I assume this is addressed to me.
It would appear that you agree with "
Gill's Exposition", and also agree with TheWanderer's argument of a transcription error. I'm going to assume that you probably believe the bible to be true,
That is correct.
but wondering how you can do so when knowing that there are transcription errors. Maybe they don't bother you -- you sounded undisturbed by the idea. I might even guess that you're not a fundamentalist, which would make you a much better debate opponent than most.
I would classify myself as an evangelical, though I do get the fundie label from time to time. People are lazy like that.
I'm just not sure why I should be disturbed by the idea that there are (and indeed, there really are) errors in the transcription process. Patently, there are, or we would not have manuscripts that say different things (acknowledging for the moment that the VAST majority of differences are things that can't even be rendered in English, and even more aren't viable as original readings after critical analysis).
So why transcription errors? If the bible is "God-breathed", the one and only source for numerous stories about God, then why would God allow mistakes in transcription (and worse, allow them to become canonized)?
It's really the same question as "why doesn't God stop people doing evil things?" or "why does God allow life to be a thing if he knows everything we will ever do?" In other words, although there is a pragmatic/text critical response to your question, there is also a theological/philosophical one.
What would it mean for God to do as you say, and make it impossible for their to be errors in any copy of the text? Well, it would make it easier to do text critical work, that's for sure
But it would also remove agency and responsibility on part of the church. It would remove the need for care and study of the Word. It would unfairly protect the church from evil both within and without. It would require him most likely to make magic autographs that would last forever, which, if nothing else, is practically begging for unsightly relic worship (bad enough with stuff that is not demonstrably a 'miraculous relic' - like Mary toast!)
There are a whole host of theoretical reasons, none of which I can, of course, prove, but all of which are possibilities, depending on your presupposition about what sort of God it is that God should be. This is a fairly short answer on this point, but it is short for precisely that reason - it is largely an argument about suppositions, it is not one based on actual concepts that the Bible sets forth about God, and is also not one that actually looks to make sense of the other data available. It's rhetoric, albeit one I'm happy to engage more in if you prefer. I'd just rather get onto the second point:
The reality is that the problem is not nearly as big as you make out. First of all, it is EXCEEDINGLY easy, particularly today, to see where there are mistakes. The textual basis for criticism is HUGE, over 5000 different MSS in the case of the New Testament, for instance, which is way in excess of any other historical document. The actual amount of variety among these documents is relatively small compared to where the texts agree (albeit more so in the NT MSS than the OT), and the vast majority of variants are, again, either not translatable, or are not viable. Those that have an impact on the text are usually quite minor (for instance, the significance to the biblical revelation of who killed Goliath is, at the end of the day, not critical, and that's one of the more major ones!), and in almost all of these cases it is quite straightforward to work out where the changes are and how they arose, and to discern the correct readings from among the texts (as I hopefully demonstrated earlier in this thread). Indeed, given the wealth of material in the MSS (not to mention quotations and citations in other extant secondary materials), it's hard to imagine that the original texts are not in there somewhere.

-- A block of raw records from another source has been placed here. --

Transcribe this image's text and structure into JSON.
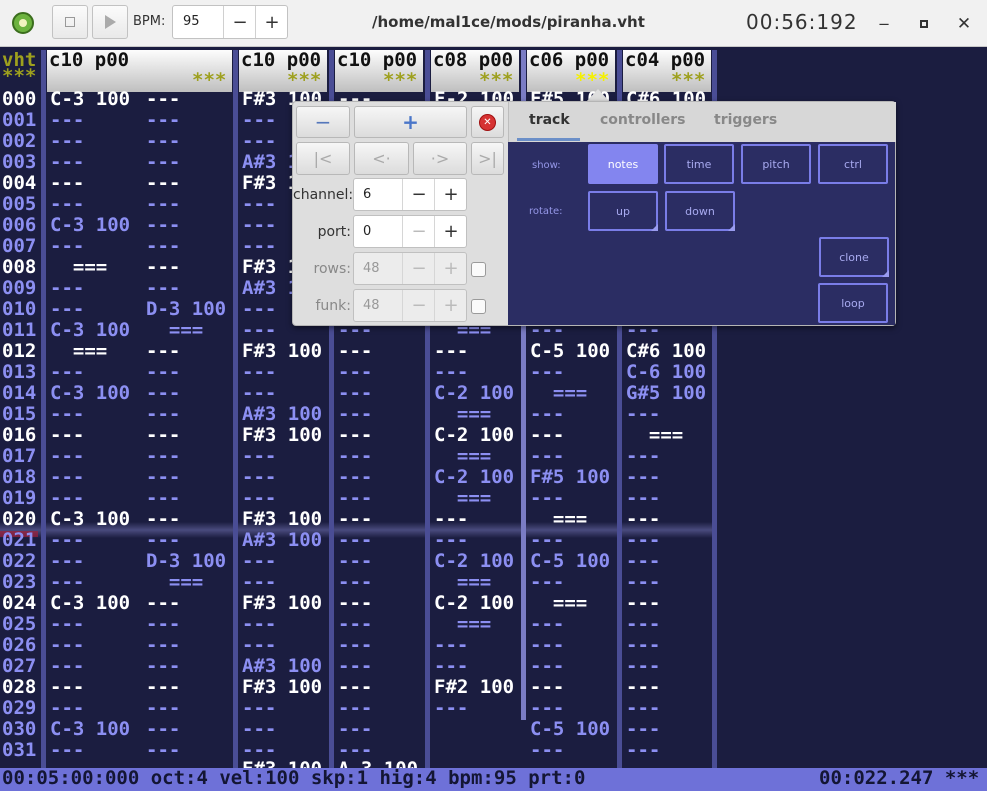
{
  "titlebar": {
    "bpm_label": "BPM:",
    "bpm_value": "95",
    "file_path": "/home/mal1ce/mods/piranha.vht",
    "time": "00:56:192",
    "icons": [
      "app-logo-icon",
      "stop-icon",
      "play-icon",
      "minus-icon",
      "plus-icon",
      "minimize-icon",
      "maximize-icon",
      "close-icon"
    ]
  },
  "tracker": {
    "index_header": "vht",
    "index_stars": "***",
    "row_numbers": [
      "000",
      "001",
      "002",
      "003",
      "004",
      "005",
      "006",
      "007",
      "008",
      "009",
      "010",
      "011",
      "012",
      "013",
      "014",
      "015",
      "016",
      "017",
      "018",
      "019",
      "020",
      "021",
      "022",
      "023",
      "024",
      "025",
      "026",
      "027",
      "028",
      "029",
      "030",
      "031"
    ],
    "tracks": [
      {
        "header": "c10 p00",
        "stars": "***"
      },
      {
        "header": "c10 p00",
        "stars": "***"
      },
      {
        "header": "c10 p00",
        "stars": "***"
      },
      {
        "header": "c08 p00",
        "stars": "***"
      },
      {
        "header": "c06 p00",
        "stars": "***"
      },
      {
        "header": "c04 p00",
        "stars": "***"
      }
    ],
    "cells": {
      "t1a": [
        "C-3 100",
        "---",
        "---",
        "---",
        "---",
        "---",
        "C-3 100",
        "---",
        "  ===",
        "---",
        "---",
        "C-3 100",
        "  ===",
        "---",
        "C-3 100",
        "---",
        "---",
        "---",
        "---",
        "---",
        "C-3 100",
        "---",
        "---",
        "---",
        "C-3 100",
        "---",
        "---",
        "---",
        "---",
        "---",
        "C-3 100",
        "---"
      ],
      "t1b": [
        "---",
        "---",
        "---",
        "---",
        "---",
        "---",
        "---",
        "---",
        "---",
        "---",
        "D-3 100",
        "  ===",
        "---",
        "---",
        "---",
        "---",
        "---",
        "---",
        "---",
        "---",
        "---",
        "---",
        "D-3 100",
        "  ===",
        "---",
        "---",
        "---",
        "---",
        "---",
        "---",
        "---",
        "---"
      ],
      "t2a": [
        "F#3 100",
        "---",
        "---",
        "A#3 100",
        "F#3 100",
        "---",
        "---",
        "---",
        "F#3 100",
        "A#3 100",
        "---",
        "---",
        "F#3 100",
        "---",
        "---",
        "A#3 100",
        "F#3 100",
        "---",
        "---",
        "---",
        "F#3 100",
        "A#3 100",
        "---",
        "---",
        "F#3 100",
        "---",
        "---",
        "A#3 100",
        "F#3 100",
        "---",
        "---",
        "---"
      ],
      "t3a": [
        "---",
        "---",
        "---",
        "---",
        "---",
        "---",
        "---",
        "---",
        "---",
        "---",
        "---",
        "---",
        "---",
        "---",
        "---",
        "---",
        "---",
        "---",
        "---",
        "---",
        "---",
        "---",
        "---",
        "---",
        "---",
        "---",
        "---",
        "---",
        "---",
        "---",
        "---",
        "---"
      ],
      "t4a": [
        "F-2 100",
        "---",
        "---",
        "---",
        "---",
        "---",
        "---",
        "---",
        "---",
        "---",
        "---",
        "  ===",
        "---",
        "---",
        "C-2 100",
        "  ===",
        "C-2 100",
        "  ===",
        "C-2 100",
        "  ===",
        "---",
        "---",
        "C-2 100",
        "  ===",
        "C-2 100",
        "  ===",
        "---",
        "---",
        "F#2 100",
        "---",
        "",
        ""
      ],
      "t5a": [
        "F#5 100",
        "---",
        "---",
        "---",
        "---",
        "---",
        "---",
        "---",
        "---",
        "---",
        "---",
        "---",
        "C-5 100",
        "---",
        "  ===",
        "---",
        "---",
        "---",
        "F#5 100",
        "---",
        "  ===",
        "---",
        "C-5 100",
        "---",
        "  ===",
        "---",
        "---",
        "---",
        "---",
        "---",
        "C-5 100",
        "---"
      ],
      "t6a": [
        "C#6 100",
        "---",
        "---",
        "---",
        "---",
        "---",
        "---",
        "---",
        "---",
        "---",
        "---",
        "---",
        "C#6 100",
        "C-6 100",
        "G#5 100",
        "---",
        "  ===",
        "---",
        "---",
        "---",
        "---",
        "---",
        "---",
        "---",
        "---",
        "---",
        "---",
        "---",
        "---",
        "---",
        "---",
        "---"
      ]
    },
    "partial_bottom_row": [
      "---",
      "---",
      "F#3 100",
      "A-3 100"
    ]
  },
  "popover": {
    "channel_label": "channel:",
    "channel_value": "6",
    "port_label": "port:",
    "port_value": "0",
    "rows_label": "rows:",
    "rows_value": "48",
    "funk_label": "funk:",
    "funk_value": "48",
    "tabs": [
      "track",
      "controllers",
      "triggers"
    ],
    "active_tab": "track",
    "show_label": "show:",
    "show_buttons": [
      "notes",
      "time",
      "pitch",
      "ctrl"
    ],
    "show_active": "notes",
    "rotate_label": "rotate:",
    "rotate_buttons": [
      "up",
      "down"
    ],
    "clone_label": "clone",
    "loop_label": "loop"
  },
  "statusbar": {
    "left": "00:05:00:000 oct:4 vel:100 skp:1 hig:4 bpm:95 prt:0",
    "right": "00:022.247 ***"
  }
}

It's striking that in practically every case, it is only minor details or events that demonstrate key variants, but all the major things, such as, say, the death and resurrection of Christ, do not suddenly disappear in a deluge of textual corruption. Arguably the two most significant alternations in the whole of the Bible, Long Mark and the Johannine Comma in 1 John 5:7, add SUPPORT to certain pre-existing doctrines (and in the case of Long Mark, add new ones), but their absence does not make those doctrines disappear. Unless you are into the snake handling thing (which really only became a thing last century).

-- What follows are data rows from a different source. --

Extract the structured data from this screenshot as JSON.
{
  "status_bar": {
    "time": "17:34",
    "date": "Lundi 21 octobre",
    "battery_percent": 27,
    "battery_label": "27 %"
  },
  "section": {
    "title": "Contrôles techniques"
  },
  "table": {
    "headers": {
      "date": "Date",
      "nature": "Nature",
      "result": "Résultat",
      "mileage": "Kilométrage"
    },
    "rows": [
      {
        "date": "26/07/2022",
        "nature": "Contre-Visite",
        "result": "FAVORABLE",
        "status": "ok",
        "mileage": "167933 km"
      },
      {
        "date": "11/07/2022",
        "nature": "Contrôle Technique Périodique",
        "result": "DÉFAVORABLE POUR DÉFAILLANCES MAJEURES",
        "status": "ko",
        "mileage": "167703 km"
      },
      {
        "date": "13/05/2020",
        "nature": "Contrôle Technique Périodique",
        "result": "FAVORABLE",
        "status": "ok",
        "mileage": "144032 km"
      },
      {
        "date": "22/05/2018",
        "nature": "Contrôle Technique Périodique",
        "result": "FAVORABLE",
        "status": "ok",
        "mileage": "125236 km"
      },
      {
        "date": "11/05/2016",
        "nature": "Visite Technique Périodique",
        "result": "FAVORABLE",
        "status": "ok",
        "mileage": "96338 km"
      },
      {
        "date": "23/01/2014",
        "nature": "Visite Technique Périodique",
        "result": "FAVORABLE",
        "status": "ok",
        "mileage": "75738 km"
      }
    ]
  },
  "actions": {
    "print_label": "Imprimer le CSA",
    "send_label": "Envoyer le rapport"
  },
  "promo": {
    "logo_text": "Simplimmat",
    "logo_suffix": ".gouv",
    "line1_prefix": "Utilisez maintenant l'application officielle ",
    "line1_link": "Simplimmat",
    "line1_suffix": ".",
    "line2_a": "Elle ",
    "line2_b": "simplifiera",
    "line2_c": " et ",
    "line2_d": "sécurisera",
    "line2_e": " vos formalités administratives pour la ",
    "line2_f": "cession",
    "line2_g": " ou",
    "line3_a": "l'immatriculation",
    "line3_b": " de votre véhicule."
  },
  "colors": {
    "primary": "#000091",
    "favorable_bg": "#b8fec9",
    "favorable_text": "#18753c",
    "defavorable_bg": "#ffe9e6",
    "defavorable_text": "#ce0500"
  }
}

The whole point of textual criticism is to not assume anything has become 'canonized' by virtue of being in an MSS. It is to go to, or as close as possible to, the original readings, which is where, if anywhere (I assume you don't believe this), the inspiration of Scripture happened.

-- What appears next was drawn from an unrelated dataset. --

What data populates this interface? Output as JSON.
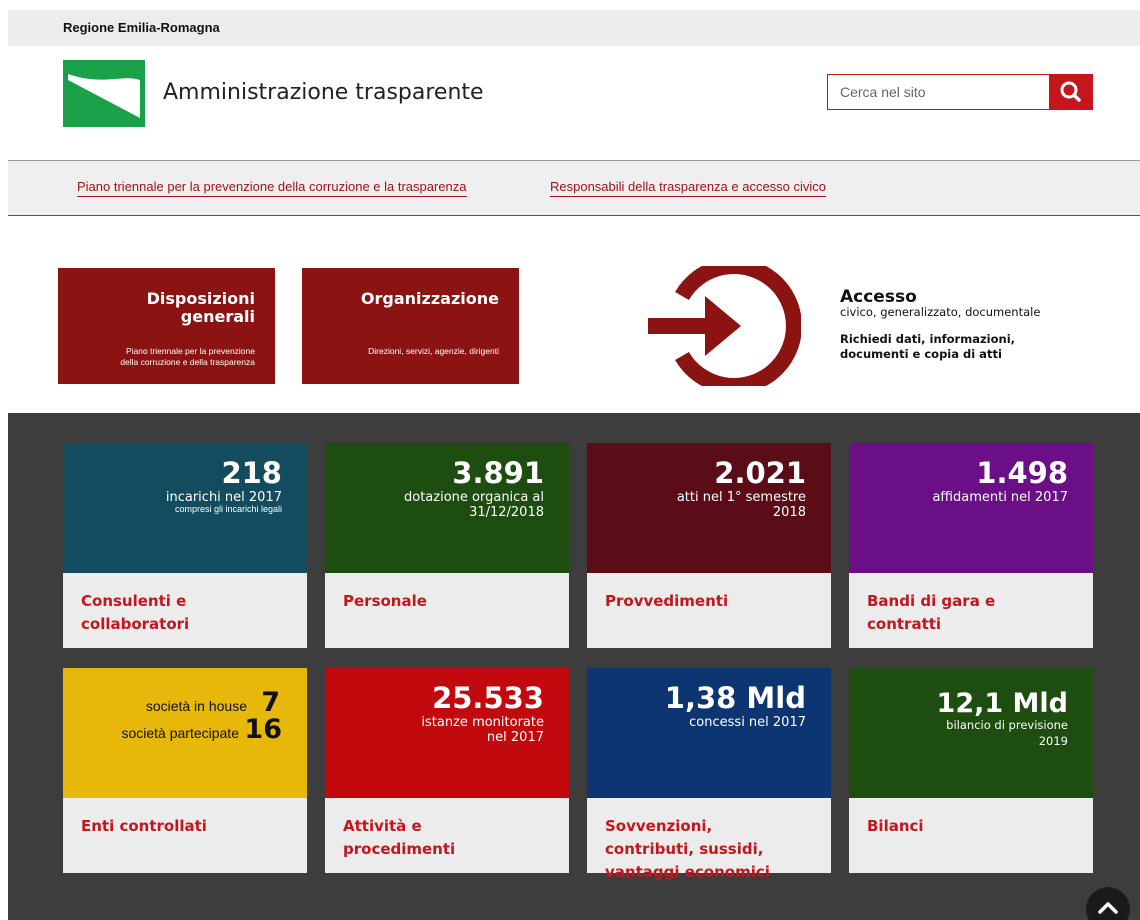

Of course some Christians don't believe this, and argue, for instance, that the KJV or some other manuscript or translation has special revelation. But I think that's that's intellectually specious, and biblically has no support. Which is probably the last thing I would leave you with - just because some Christians may have a problem with admitting errors in transmissional history does not mean all, or even most, would. Heck, I can go all the way back to Irenaeus in the second century, who spent a large amount of his time having to argue with people about what the correct MSS were. He didn't throw out the inspiration baby with the transmissional infallibility bathwater. I don't see why we should start now nearly 2000 years later.